As I finish off my special study if Aristotle, one little bit from Book V in the Politics that has to make one think about America of the past 30 years:

And it is a device of tyranny to make the subjects poor, so that a guard may not be kept, and also that the people being busy with their daily affairs may not have leisure to plot against their ruler. Instances of this are the pyramids in Egypt and the votive offerings of the Cypselids, and the building of the temple of Olympian Zeus by the Pisistratidae and of the temples at Samos, works of Polycrates (for all these undertakings produce the same effect, constant occupation and poverty among the subject people); and the levying of taxes, as at Syracuse (for in the reign of Dionysius the result of taxation used to be that in five years men had contributed the whole of their substance). Also the tyrant is a stirrer-up of war, with the deliberate purpose of keeping the people busy and also of making them constantly in need of a leader. Also whereas friends are a means of security to royalty, it is a mark of a tyrant to be extremely distrustful of his friends, on the ground that, while all have the wish, these chiefly have the power. Also the things that occur in connection with the final form of democracy are all favorable to tyranny—dominance of women in the homes, in order that they may carry abroad reports against the men, and lack of discipline among the slaves, for the same reason; for slaves and women do not plot against tyrants, and also, if they prosper under tyrannies, must feel well-disposed to them, and to democracies as well (for the common people also wishes to be sole ruler). Hence also the flatterer is in honor with both—with democracies the demagogue (for the demagogue is a flatterer of the people), and with the tyrants those who associate with them humbly, which is the task of flattery.

ZOMGosh! All that democracy, letting the wimmens control the house! Where will it end? And yet there’s a bunch of wisdom here, too, about the role of poverty in keeping people controlled, and the use of war as a means to isolate and control one’s own people.

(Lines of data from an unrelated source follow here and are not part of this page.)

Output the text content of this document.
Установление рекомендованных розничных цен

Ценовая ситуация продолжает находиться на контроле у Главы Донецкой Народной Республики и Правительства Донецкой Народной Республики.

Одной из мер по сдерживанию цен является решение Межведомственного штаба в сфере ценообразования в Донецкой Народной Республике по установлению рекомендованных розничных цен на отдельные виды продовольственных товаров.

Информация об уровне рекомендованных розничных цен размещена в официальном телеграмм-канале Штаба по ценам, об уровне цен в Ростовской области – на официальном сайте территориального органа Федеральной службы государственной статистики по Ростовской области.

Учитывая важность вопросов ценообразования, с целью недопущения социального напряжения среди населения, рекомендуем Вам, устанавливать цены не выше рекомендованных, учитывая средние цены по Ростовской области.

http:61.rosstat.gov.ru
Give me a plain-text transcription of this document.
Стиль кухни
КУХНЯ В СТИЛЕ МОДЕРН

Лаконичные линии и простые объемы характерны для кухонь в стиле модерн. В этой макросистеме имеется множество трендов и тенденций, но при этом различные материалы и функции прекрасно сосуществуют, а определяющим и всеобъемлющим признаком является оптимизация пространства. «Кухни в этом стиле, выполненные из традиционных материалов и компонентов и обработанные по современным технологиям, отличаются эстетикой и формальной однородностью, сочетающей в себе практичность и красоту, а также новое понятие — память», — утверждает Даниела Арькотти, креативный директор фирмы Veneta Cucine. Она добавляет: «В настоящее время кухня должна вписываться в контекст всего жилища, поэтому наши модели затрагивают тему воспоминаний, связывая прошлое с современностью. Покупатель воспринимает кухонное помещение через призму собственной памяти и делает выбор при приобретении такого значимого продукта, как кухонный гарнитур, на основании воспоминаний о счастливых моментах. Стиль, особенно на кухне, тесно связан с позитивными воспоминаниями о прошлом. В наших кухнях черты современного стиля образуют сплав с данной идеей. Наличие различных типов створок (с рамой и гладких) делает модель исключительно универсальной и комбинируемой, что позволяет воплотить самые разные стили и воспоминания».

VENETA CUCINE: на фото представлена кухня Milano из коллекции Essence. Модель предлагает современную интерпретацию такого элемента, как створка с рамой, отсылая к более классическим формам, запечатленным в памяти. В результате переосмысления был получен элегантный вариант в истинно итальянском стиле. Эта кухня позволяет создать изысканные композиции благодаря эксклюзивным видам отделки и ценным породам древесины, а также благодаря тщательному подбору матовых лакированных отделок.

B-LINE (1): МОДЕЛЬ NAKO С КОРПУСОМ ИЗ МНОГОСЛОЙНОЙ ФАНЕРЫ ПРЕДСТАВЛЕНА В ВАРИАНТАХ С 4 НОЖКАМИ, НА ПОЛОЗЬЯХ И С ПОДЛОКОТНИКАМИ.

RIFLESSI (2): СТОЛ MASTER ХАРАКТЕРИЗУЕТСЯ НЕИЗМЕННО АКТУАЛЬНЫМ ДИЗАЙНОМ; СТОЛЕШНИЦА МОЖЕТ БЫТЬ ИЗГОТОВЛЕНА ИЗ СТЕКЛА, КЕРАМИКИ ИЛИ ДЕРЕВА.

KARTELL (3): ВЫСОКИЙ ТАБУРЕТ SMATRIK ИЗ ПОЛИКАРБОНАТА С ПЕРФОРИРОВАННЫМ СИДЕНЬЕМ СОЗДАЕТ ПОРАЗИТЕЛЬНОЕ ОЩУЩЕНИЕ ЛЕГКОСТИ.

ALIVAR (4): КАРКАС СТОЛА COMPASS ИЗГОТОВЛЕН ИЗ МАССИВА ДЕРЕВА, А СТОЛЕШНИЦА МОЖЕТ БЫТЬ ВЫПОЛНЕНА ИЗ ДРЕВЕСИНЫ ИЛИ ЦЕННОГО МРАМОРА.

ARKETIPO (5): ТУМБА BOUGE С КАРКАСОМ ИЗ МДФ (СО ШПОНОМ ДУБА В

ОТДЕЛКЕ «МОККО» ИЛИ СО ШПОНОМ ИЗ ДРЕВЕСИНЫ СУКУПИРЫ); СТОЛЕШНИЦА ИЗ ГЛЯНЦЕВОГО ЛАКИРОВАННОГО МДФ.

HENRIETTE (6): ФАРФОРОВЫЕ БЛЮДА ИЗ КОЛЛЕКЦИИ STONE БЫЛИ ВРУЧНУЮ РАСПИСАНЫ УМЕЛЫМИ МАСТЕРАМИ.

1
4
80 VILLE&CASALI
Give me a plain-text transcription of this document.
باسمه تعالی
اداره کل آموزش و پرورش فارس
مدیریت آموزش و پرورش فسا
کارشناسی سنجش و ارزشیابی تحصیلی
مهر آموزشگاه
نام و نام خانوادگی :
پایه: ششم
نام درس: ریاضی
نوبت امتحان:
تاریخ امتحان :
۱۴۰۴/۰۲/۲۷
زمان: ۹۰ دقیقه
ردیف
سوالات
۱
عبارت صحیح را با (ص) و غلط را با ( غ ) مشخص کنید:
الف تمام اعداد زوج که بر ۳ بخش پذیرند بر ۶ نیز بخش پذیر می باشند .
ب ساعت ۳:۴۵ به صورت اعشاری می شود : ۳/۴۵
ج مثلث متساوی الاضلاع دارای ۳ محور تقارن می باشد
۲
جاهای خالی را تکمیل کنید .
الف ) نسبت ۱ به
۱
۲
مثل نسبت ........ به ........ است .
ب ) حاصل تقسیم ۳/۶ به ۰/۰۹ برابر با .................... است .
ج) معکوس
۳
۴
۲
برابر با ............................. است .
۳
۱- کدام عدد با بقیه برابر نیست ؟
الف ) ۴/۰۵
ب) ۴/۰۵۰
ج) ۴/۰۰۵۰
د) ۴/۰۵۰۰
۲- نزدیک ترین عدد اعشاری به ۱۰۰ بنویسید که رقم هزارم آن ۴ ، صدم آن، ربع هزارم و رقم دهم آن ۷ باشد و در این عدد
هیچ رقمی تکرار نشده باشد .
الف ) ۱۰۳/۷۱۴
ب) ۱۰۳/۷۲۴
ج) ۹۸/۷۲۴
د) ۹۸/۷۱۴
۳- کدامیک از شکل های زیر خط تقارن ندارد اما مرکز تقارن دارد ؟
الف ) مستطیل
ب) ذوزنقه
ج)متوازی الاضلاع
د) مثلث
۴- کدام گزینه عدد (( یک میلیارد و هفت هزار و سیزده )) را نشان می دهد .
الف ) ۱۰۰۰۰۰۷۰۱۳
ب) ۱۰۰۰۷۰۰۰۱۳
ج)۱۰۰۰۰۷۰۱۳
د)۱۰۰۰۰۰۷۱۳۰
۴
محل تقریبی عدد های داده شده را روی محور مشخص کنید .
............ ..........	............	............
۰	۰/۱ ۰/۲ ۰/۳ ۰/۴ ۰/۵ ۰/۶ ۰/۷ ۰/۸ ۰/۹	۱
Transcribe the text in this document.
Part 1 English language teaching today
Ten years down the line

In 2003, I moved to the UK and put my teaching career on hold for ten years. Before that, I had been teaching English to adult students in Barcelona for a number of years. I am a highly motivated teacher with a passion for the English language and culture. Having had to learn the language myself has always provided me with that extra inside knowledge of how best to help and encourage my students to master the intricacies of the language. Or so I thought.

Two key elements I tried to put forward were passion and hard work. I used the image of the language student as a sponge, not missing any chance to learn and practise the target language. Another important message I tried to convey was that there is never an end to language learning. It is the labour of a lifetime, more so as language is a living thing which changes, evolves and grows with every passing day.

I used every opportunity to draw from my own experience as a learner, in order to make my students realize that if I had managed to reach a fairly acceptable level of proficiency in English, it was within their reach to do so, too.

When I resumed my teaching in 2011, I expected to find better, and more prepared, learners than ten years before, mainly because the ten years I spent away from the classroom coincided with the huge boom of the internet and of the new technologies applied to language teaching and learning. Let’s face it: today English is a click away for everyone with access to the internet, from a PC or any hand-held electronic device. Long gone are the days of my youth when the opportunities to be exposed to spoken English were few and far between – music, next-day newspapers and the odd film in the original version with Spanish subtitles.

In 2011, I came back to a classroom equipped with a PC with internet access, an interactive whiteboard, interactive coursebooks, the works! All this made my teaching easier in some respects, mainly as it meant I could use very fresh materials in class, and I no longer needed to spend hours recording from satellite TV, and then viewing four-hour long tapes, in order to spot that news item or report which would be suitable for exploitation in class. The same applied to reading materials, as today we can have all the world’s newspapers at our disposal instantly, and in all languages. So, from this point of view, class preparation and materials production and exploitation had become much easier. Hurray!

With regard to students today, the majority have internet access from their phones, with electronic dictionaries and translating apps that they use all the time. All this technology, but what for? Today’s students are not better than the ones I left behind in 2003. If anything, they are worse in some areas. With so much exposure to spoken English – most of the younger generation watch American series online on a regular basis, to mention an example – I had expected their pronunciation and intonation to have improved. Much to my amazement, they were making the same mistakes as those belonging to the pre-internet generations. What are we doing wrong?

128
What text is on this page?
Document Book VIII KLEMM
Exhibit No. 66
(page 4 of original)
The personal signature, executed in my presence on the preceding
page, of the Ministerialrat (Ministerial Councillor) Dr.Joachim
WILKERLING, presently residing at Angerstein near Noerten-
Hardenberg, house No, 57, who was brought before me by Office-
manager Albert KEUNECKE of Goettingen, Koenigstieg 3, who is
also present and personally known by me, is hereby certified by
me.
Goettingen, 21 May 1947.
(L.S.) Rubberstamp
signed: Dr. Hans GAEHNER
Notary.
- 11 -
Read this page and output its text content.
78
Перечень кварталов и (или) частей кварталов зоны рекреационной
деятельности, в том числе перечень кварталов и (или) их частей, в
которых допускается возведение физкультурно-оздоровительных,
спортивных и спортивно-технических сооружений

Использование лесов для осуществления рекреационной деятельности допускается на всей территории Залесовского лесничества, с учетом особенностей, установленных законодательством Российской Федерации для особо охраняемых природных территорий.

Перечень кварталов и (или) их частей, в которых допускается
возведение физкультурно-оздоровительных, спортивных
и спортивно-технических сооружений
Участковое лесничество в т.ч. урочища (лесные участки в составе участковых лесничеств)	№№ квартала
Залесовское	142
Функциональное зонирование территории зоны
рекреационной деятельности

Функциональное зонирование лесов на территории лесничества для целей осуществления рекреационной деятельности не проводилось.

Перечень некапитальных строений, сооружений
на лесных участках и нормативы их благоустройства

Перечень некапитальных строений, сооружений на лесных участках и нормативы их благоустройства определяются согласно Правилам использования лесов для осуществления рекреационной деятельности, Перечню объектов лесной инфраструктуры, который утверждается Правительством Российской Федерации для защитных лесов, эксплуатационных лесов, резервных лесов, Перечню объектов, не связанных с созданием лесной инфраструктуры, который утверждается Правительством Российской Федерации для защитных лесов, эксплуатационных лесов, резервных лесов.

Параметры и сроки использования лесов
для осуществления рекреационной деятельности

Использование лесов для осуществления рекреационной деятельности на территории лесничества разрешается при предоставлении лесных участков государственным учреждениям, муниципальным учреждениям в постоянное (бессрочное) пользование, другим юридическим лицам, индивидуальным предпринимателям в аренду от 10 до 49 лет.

One advantage of reading the Greek, as slow-going as it is for me, is that you get all Aristotle’s good misogyny words. Here he uses the phrase γυναικοκρατια τε περι τ`ας `οικιας for the “The rule of woman in the households”…γυναικοκρατια is even an ugly world in Greek, made even more so by that double K in the middle. Women in charge! Horrors.

Fortunately we seem highly unlikely from having to fret too much about that, 2,300 years later.